Eric Di Meco s’est exprimé avec franchise sur la relation très particulière entre l’OM et son public. L’ancien défenseur estime que les supporters marseillais vivent une contradiction permanente. Ils réclament de l’attention mais supportent mal les critiques venues de l’extérieur. Il appelle à plus de cohérence dans un contexte tendu.
Une passion qui dépasse la logique selon Di Meco
L’OM traverse une période mouvementée. Les résultats en Ligue des champions ont ouvert de nombreux débats. Le club se retrouve au centre de discussions qui agacent parfois son public. Eric Di Meco a voulu analyser cette réaction. Il observe un comportement paradoxal chez les supporters marseillais.
Selon lui, ce rapport mêle fierté et hypersensibilité. Il pointe une attitude changeante face aux médias. « Les plus durs avec l’OM, ce sont les supporters », rappelle-t-il. Les fans exigent une forte présence de leur club dans l’actualité. Ils n’acceptent pourtant pas les critiques qui accompagnent souvent cette exposition. Cette tension alimente un climat instable.
Une contradiction qui fragilise le club
Di Meco décrit un mécanisme bien ancré dans l’histoire du club. « Quand on ne parle pas de nous, on pleure. Et lorsqu’on en parle trop, nous pleurons aussi », explique-t-il. Pour lui, cette attitude finit par nuire à la sérénité du groupe. Il souligne un sentiment de propriété très fort autour de l’OM. Les supporters veulent défendre leur club. Ils deviennent pourtant ses premiers juges.

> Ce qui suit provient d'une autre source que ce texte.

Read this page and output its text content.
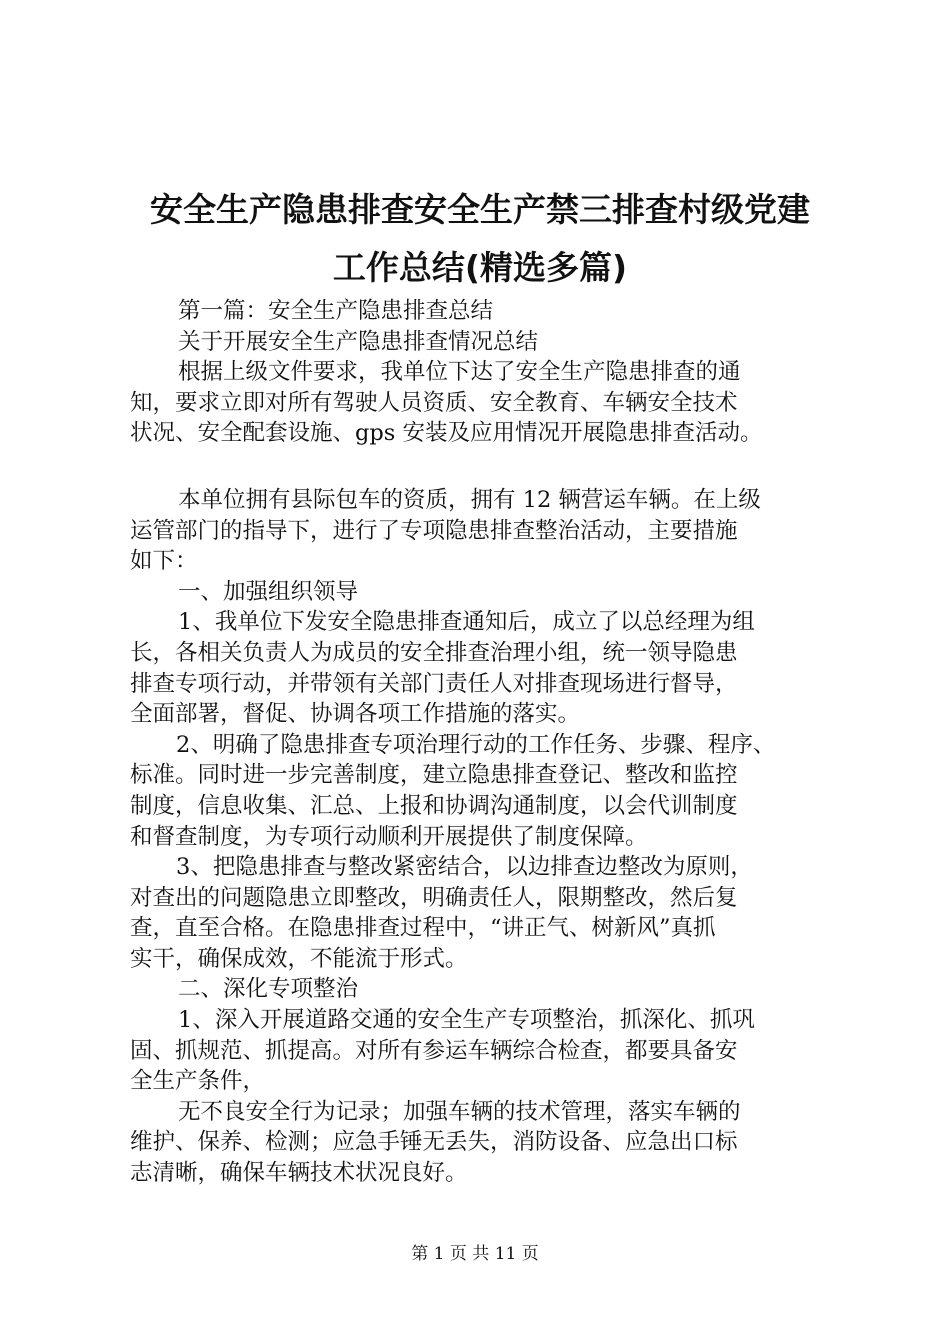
安全生产隐患排查安全生产禁三排查村级党建
工作总结(精选多篇)
第一篇：安全生产隐患排查总结
关于开展安全生产隐患排查情况总结
根据上级文件要求，我单位下达了安全生产隐患排查的通
知，要求立即对所有驾驶人员资质、安全教育、车辆安全技术
状况、安全配套设施、gps 安装及应用情况开展隐患排查活动。
本单位拥有县际包车的资质，拥有 12 辆营运车辆。在上级
运管部门的指导下，进行了专项隐患排查整治活动，主要措施
如下：
一、加强组织领导
1、我单位下发安全隐患排查通知后，成立了以总经理为组
长，各相关负责人为成员的安全排查治理小组，统一领导隐患
排查专项行动，并带领有关部门责任人对排查现场进行督导，
全面部署，督促、协调各项工作措施的落实。
2、明确了隐患排查专项治理行动的工作任务、步骤、程序、
标准。同时进一步完善制度，建立隐患排查登记、整改和监控
制度，信息收集、汇总、上报和协调沟通制度，以会代训制度
和督查制度，为专项行动顺利开展提供了制度保障。
3、把隐患排查与整改紧密结合，以边排查边整改为原则，
对查出的问题隐患立即整改，明确责任人，限期整改，然后复
查，直至合格。在隐患排查过程中，“讲正气、树新风”真抓
实干，确保成效，不能流于形式。
二、深化专项整治
1、深入开展道路交通的安全生产专项整治，抓深化、抓巩
固、抓规范、抓提高。对所有参运车辆综合检查，都要具备安
全生产条件，
无不良安全行为记录；加强车辆的技术管理，落实车辆的
维护、保养、检测；应急手锤无丢失，消防设备、应急出口标
志清晰，确保车辆技术状况良好。
第 1 页 共 11 页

Il pointe aussi un paradoxe présent depuis longtemps. « Les Marseillais aiment critiquer leur équipe, mais ne supportent pas que les autres le fassent », affirme-t-il. Cette réaction s’explique par l’attachement viscéral au club. Les fans veulent contrôler le regard porté sur l’OM. Ils vivent toute remarque extérieure comme une intrusion.
Di Meco appelle donc à plus de cohérence. Il invite les supporters à éviter ce comportement qu’il qualifie de schizophrène. Il juge nécessaire de stabiliser l’environnement du club. L’OM avance dans une saison exigeante. Le soutien du public peut devenir une force majeure. Encore faut-il qu’il reste aligné avec ses propres attentes.